Ero venuto perchè uno non può campare così, facendo finta di non vedere quello che ti capita attorno. Perchè io, fino allora, ero sempre a quella maniera che avevo fatto. Che solo alle cose mie mi interessavo. E il resto niente. Come se non esisteva.

E’ in queste considerazioni, fatte dall’agente Acanfora al funerale di Sarah, il messaggio forte e civile contenuto nel bel romanzo di Andrej Longo “Chi ha ucciso Sarah” ed. Adelphi.
In una caldissima giornata di agosto (il caldo sarà una presenza costante in tutta la vicenda), il giovane agente Acanfora, avvisato dalla centrale, scopre nell’androne di un palazzo di un elegante quartiere di Napoli, il corpo di Sarah:
Stava sdraiata per terra….E stava intorcinata su se stessa, come a una gatta che dormiva. Ma lei non dormiva. Era morta. …….Con una mano ho provato a chiuderci gli occhi, ma continuavano ad aprirsi.
Il commissario Santagata e Acanfora indagano, interrogano il fidanzato di Sarah, interrogano gli inquilini del palazzo, nessuno ha visto o sentito niente. Scavano nel passato di Sarah, scoprono un fidanzato, Genny Esposito, detto il Pianista, per il vizio che tiene di menare le mani a ogni poco, un mezzo delinquente del quartiere Sanità. Lo ricercano, lo trovano, aiutato dalla gente del quartiere riesce a sfuggire una prima volta, ma viene poi arrestato. Interrogatori pesanti, Genny non cede, si dice innocente, sembra sincero tanto che il commissario, resistendo alle forti pressioni del questore che vuole a tutti i costi un colpevole, lo lascia libero.
Mentre proseguono le indagini, il commissario Santagata racconta ad Acanfora una storia, la racconta come se come se fosse successa ad un suo poliziotto, ma Acanfora capisce; il poliziotto e la moglie in pizzeria, entrano due rapinatori, il poliziotto è indeciso se reagire o lasciar perdere, ha paura di mettere in pericolo la vita della moglie; combattuto fra questi dubbi, soprapensiero avvicina la mano alla fondina; uno dei rapinatori nota il suo gesto e spara uccidendo la moglie.
L’agente Acanfora è un bravo ragazzo napoletano, vive con la mamma, piena di attenzioni, lo soffoca di cibo e di parole: c’è già il caldo soffocante e soprattutto la morte di Sarah che lo opprimono.
Convinti che il mistero della morte di Sarah sia all’interno del palazzo, ancora fanno visita agli inquilini.
L’avvocato e sua moglie hanno sentito la ragaza urlare, l’avvocato stava uscendo, ma la moglie lo ha fermato
Fermati, arò vai? ha detto.
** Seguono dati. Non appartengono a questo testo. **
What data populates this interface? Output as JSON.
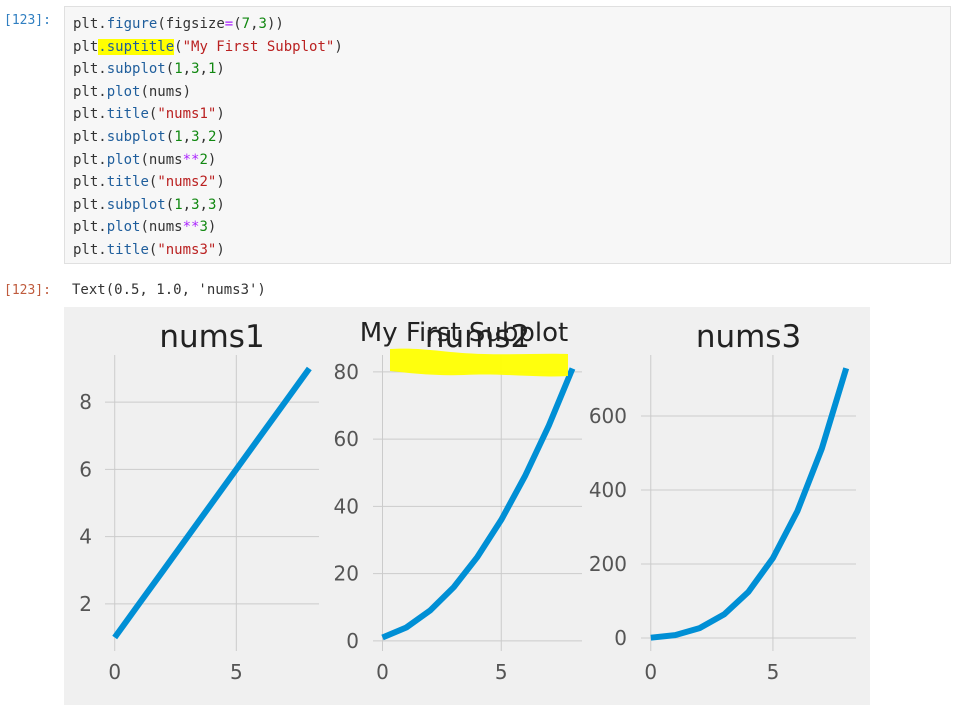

Quelli ti ammazzano, sei pazzo, fermati, chi t’ o ffa fà, pensa ai fatti tuoi
La domestica filippina dell’architetto Caputo ha visto la ragazza sdraiata nell’androne, pensava fosse una drogata, era ancora viva, ma come, non l’hai riconosciuta, ha paura, l’architetto, assumendola, le aveva detto:
tu non vedi, non senti, non capisci niente. E se non ti va bene, tu torni al paese tuo.
L’autopsia risolve il mistero: il vero assassino è l’indifferenza della gente.
Un romanzo sincero e semplice; una scrittura immediata, viva, con tanto dialetto e parlata popolare. Un altro scrittore campano che si ribella al clima di paura e di egoismo.